Open ZhuangZK opened 5 years ago
I don't know if khmer provides any way to do this out-of-the-box. The problem is that the CountMin sketch (Countgraph
or Counttable
objects in khmer) don't store the k-mer sequence, only the k-mer's hash value. If you know the k-mer sequence, you can query for its abundance, but you can't determine the k-mer from the CountMin sketch alone.
One way to do this would be to count k-mers with load-into-counting.py
, and then iterate over the reads again and query the count of each k-mer. If you weren't careful, you'd end up many of the k-mers multiple times, which is probably not what you want. Storing the k-mers so that they are only reported once will take A LOT of memory depending on the number and size of your sample(s).

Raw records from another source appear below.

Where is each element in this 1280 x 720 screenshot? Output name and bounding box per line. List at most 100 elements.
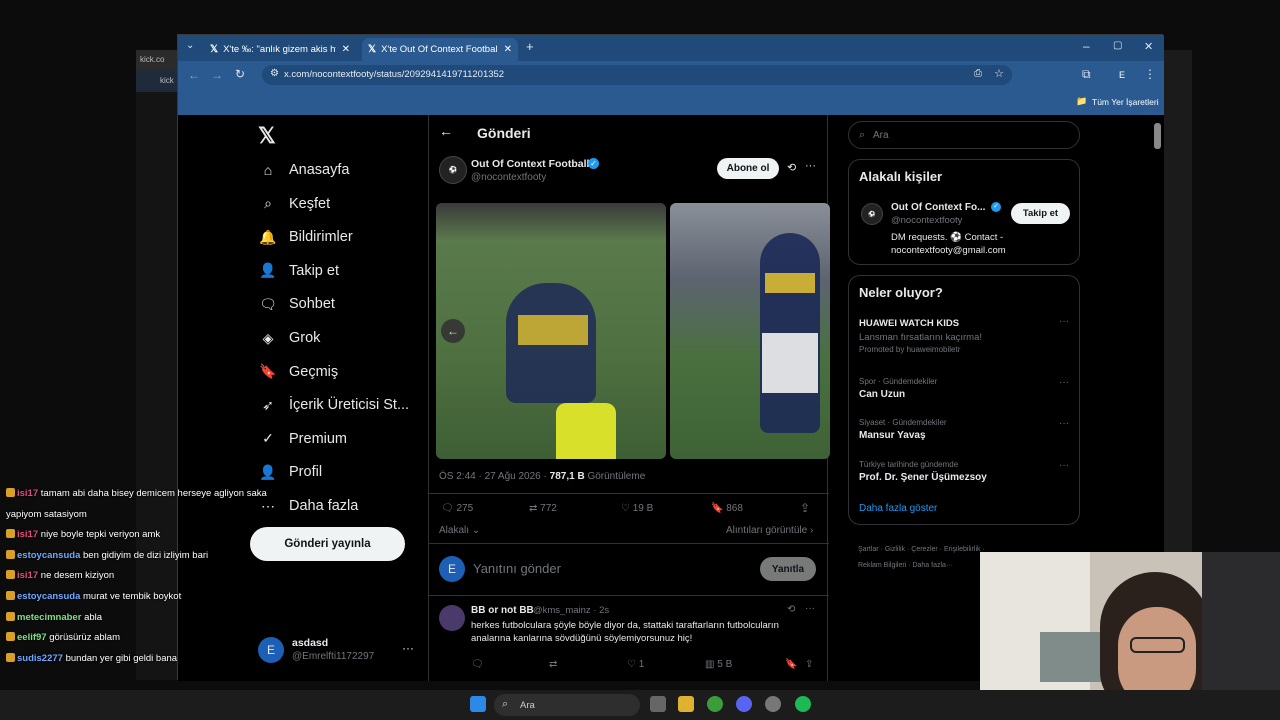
site-info-icon[interactable]: ⚙ bbox=[270, 68, 279, 79]
chat-username[interactable]: sudis2277 bbox=[17, 653, 63, 664]
discord-icon[interactable] bbox=[736, 696, 752, 712]
carousel-prev-icon[interactable]: ← bbox=[441, 319, 465, 343]
reload-icon[interactable]: ↻ bbox=[235, 67, 245, 81]
start-icon[interactable] bbox=[470, 696, 486, 712]
nav-item[interactable]: ⌂ Anasayfa bbox=[258, 160, 350, 180]
spotify-icon[interactable] bbox=[795, 696, 811, 712]
reply-like-stat[interactable]: ♡ 1 bbox=[627, 659, 644, 670]
tab-search-chevron-icon[interactable]: ⌄ bbox=[186, 40, 194, 51]
trend-item[interactable]: HUAWEI WATCH KIDS Lansman fırsatlarını k… bbox=[859, 316, 1073, 358]
nav-item[interactable]: 🔖 Geçmiş bbox=[258, 362, 338, 382]
more-icon[interactable]: ··· bbox=[805, 603, 815, 614]
back-icon[interactable]: ← bbox=[188, 68, 200, 82]
chat-username[interactable]: isi17 bbox=[17, 488, 38, 499]
reply-author-handle[interactable]: @kms_mainz · 2s bbox=[533, 605, 609, 616]
reply-views-stat[interactable]: ▥ 5 B bbox=[705, 659, 732, 670]
trend-item[interactable]: Siyaset · Gündemdekiler Mansur Yavaş ··· bbox=[859, 418, 1073, 448]
chat-username[interactable]: metecimnaber bbox=[17, 612, 81, 623]
app-icon[interactable] bbox=[765, 696, 781, 712]
reply-bookmark-icon[interactable]: 🔖 bbox=[785, 659, 797, 670]
chat-message: isi17 tamam abi daha bisey demicem herse… bbox=[6, 488, 267, 499]
scrollbar-thumb[interactable] bbox=[1154, 123, 1161, 149]
person-handle[interactable]: @nocontextfooty bbox=[891, 215, 962, 226]
bookmark-stat[interactable]: 🔖 868 bbox=[711, 503, 743, 514]
menu-icon[interactable]: ⋮ bbox=[1144, 67, 1156, 81]
nav-item[interactable]: ➶ İçerik Üreticisi St... bbox=[258, 395, 409, 415]
person-avatar[interactable]: ⚽ bbox=[861, 203, 883, 225]
tab-2[interactable]: 𝕏 X'te Out Of Context Football: " ✕ bbox=[362, 38, 518, 61]
close-icon[interactable]: ✕ bbox=[336, 44, 350, 55]
subscribe-button[interactable]: Abone ol bbox=[717, 158, 779, 179]
more-icon[interactable]: ··· bbox=[1059, 418, 1069, 429]
trend-meta: Spor · Gündemdekiler bbox=[859, 377, 938, 386]
url-field[interactable]: ⚙ x.com/nocontextfooty/status/2092941419… bbox=[262, 65, 1012, 85]
reply-repost-icon[interactable]: ⇄ bbox=[549, 659, 557, 670]
nav-item[interactable]: 🗨 Sohbet bbox=[258, 294, 335, 314]
trend-item[interactable]: Spor · Gündemdekiler Can Uzun ··· bbox=[859, 377, 1073, 407]
like-stat[interactable]: ♡ 19 B bbox=[621, 503, 653, 514]
chat-username[interactable]: isi17 bbox=[17, 529, 38, 540]
taskbar-search-input[interactable]: Ara bbox=[520, 700, 535, 711]
chat-username[interactable]: estoycansuda bbox=[17, 591, 80, 602]
x-logo-icon[interactable]: 𝕏 bbox=[258, 123, 276, 149]
install-app-icon[interactable]: ⎙ bbox=[974, 68, 982, 79]
share-icon[interactable]: ⇪ bbox=[800, 501, 810, 515]
window-close-icon[interactable]: ✕ bbox=[1144, 40, 1153, 53]
chat-username[interactable]: isi17 bbox=[17, 570, 38, 581]
extensions-icon[interactable]: ⧉ bbox=[1082, 67, 1091, 82]
chat-username[interactable]: eelif97 bbox=[17, 632, 47, 643]
nav-item[interactable]: ◈ Grok bbox=[258, 328, 321, 348]
reply-share-icon[interactable]: ⇪ bbox=[805, 659, 813, 670]
tab-1[interactable]: 𝕏 X'te ‰: "anlık gizem akis https:/✕ bbox=[204, 38, 356, 61]
profile-avatar[interactable]: E bbox=[1119, 70, 1125, 80]
footer-links[interactable]: Şartlar · Gizlilik · Çerezler · Erişileb… bbox=[858, 542, 985, 574]
more-icon[interactable]: ··· bbox=[1059, 377, 1069, 388]
nav-item[interactable]: ⌕ Keşfet bbox=[258, 194, 330, 214]
reply-input[interactable]: Yanıtını gönder bbox=[473, 561, 561, 576]
reply-author-name[interactable]: BB or not BB bbox=[471, 605, 534, 616]
chrome-icon[interactable] bbox=[707, 696, 723, 712]
more-icon[interactable]: ··· bbox=[1059, 316, 1069, 327]
grok-explain-icon[interactable]: ⟲ bbox=[787, 604, 795, 615]
chat-username[interactable]: estoycansuda bbox=[17, 550, 80, 561]
reply-reply-icon[interactable]: 🗨 bbox=[471, 659, 484, 670]
minimize-icon[interactable]: – bbox=[1083, 39, 1090, 53]
nav-item[interactable]: 🔔 Bildirimler bbox=[258, 227, 352, 247]
reply-submit-button[interactable]: Yanıtla bbox=[760, 557, 816, 581]
more-icon[interactable]: ··· bbox=[1059, 460, 1069, 471]
search-input[interactable]: Ara bbox=[873, 130, 889, 141]
more-icon[interactable]: ··· bbox=[402, 641, 414, 655]
close-icon[interactable]: ✕ bbox=[498, 44, 512, 55]
nav-item[interactable]: ✓ Premium bbox=[258, 429, 347, 449]
nav-item[interactable]: 👤 Profil bbox=[258, 462, 322, 482]
author-avatar[interactable]: ⚽ bbox=[439, 156, 467, 184]
trend-item[interactable]: Türkiye tarihinde gündemde Prof. Dr. Şen… bbox=[859, 460, 1073, 490]
file-explorer-icon[interactable] bbox=[678, 696, 694, 712]
task-view-icon[interactable] bbox=[650, 696, 666, 712]
nav-item[interactable]: 👤 Takip et bbox=[258, 261, 339, 281]
taskbar-search[interactable]: ⌕ Ara bbox=[494, 694, 640, 716]
new-tab-icon[interactable]: + bbox=[526, 39, 534, 54]
background-window-tab[interactable]: kick.co bbox=[136, 50, 180, 70]
search-box[interactable]: ⌕ Ara bbox=[848, 121, 1080, 149]
all-bookmarks-label[interactable]: Tüm Yer İşaretleri bbox=[1092, 97, 1159, 107]
post-image-2[interactable] bbox=[670, 203, 830, 459]
forward-icon[interactable]: → bbox=[211, 68, 223, 82]
grok-explain-icon[interactable]: ⟲ bbox=[787, 161, 796, 174]
back-arrow-icon[interactable]: ← bbox=[439, 123, 453, 139]
more-icon[interactable]: ··· bbox=[805, 160, 816, 172]
person-name[interactable]: Out Of Context Fo... bbox=[891, 202, 985, 213]
reply-stat[interactable]: 🗨 275 bbox=[441, 503, 473, 514]
follow-button[interactable]: Takip et bbox=[1011, 203, 1070, 224]
author-handle[interactable]: @nocontextfooty bbox=[471, 172, 546, 183]
show-more-link[interactable]: Daha fazla göster bbox=[859, 503, 937, 514]
author-name[interactable]: Out Of Context Football bbox=[471, 158, 589, 170]
star-icon[interactable]: ☆ bbox=[994, 67, 1004, 80]
view-quotes-link[interactable]: Alıntıları görüntüle › bbox=[726, 525, 813, 536]
maximize-icon[interactable]: ▢ bbox=[1113, 40, 1122, 51]
reply-author-avatar[interactable] bbox=[439, 605, 465, 631]
account-handle: @Emrelfti1172297 bbox=[292, 651, 375, 662]
relevant-sort[interactable]: Alakalı ⌄ bbox=[439, 525, 480, 536]
repost-stat[interactable]: ⇄ 772 bbox=[529, 503, 557, 514]
post-image-1[interactable] bbox=[436, 203, 666, 459]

Is there a specific reason you need every k-mer sequence? If you let us know what you're trying to do, perhaps we can help you find an alternative path to your goal.
see abundance-dist.py and abundance-dist-single.py in scripts/ for code that does this :)
The result of abundance-dist.py is like below abundance,count,cumulative,cumulative_fraction 0,0,0,0.0 1,6694694,6694694,0.48 2,906389,7601083,0.545 3,592628,8193711,0.588 4,524304,8718015,0.626 5,488859,9206874,0.661
I wonder if I can get the exect K-mer suquence instead of the number in the first col (BOLD).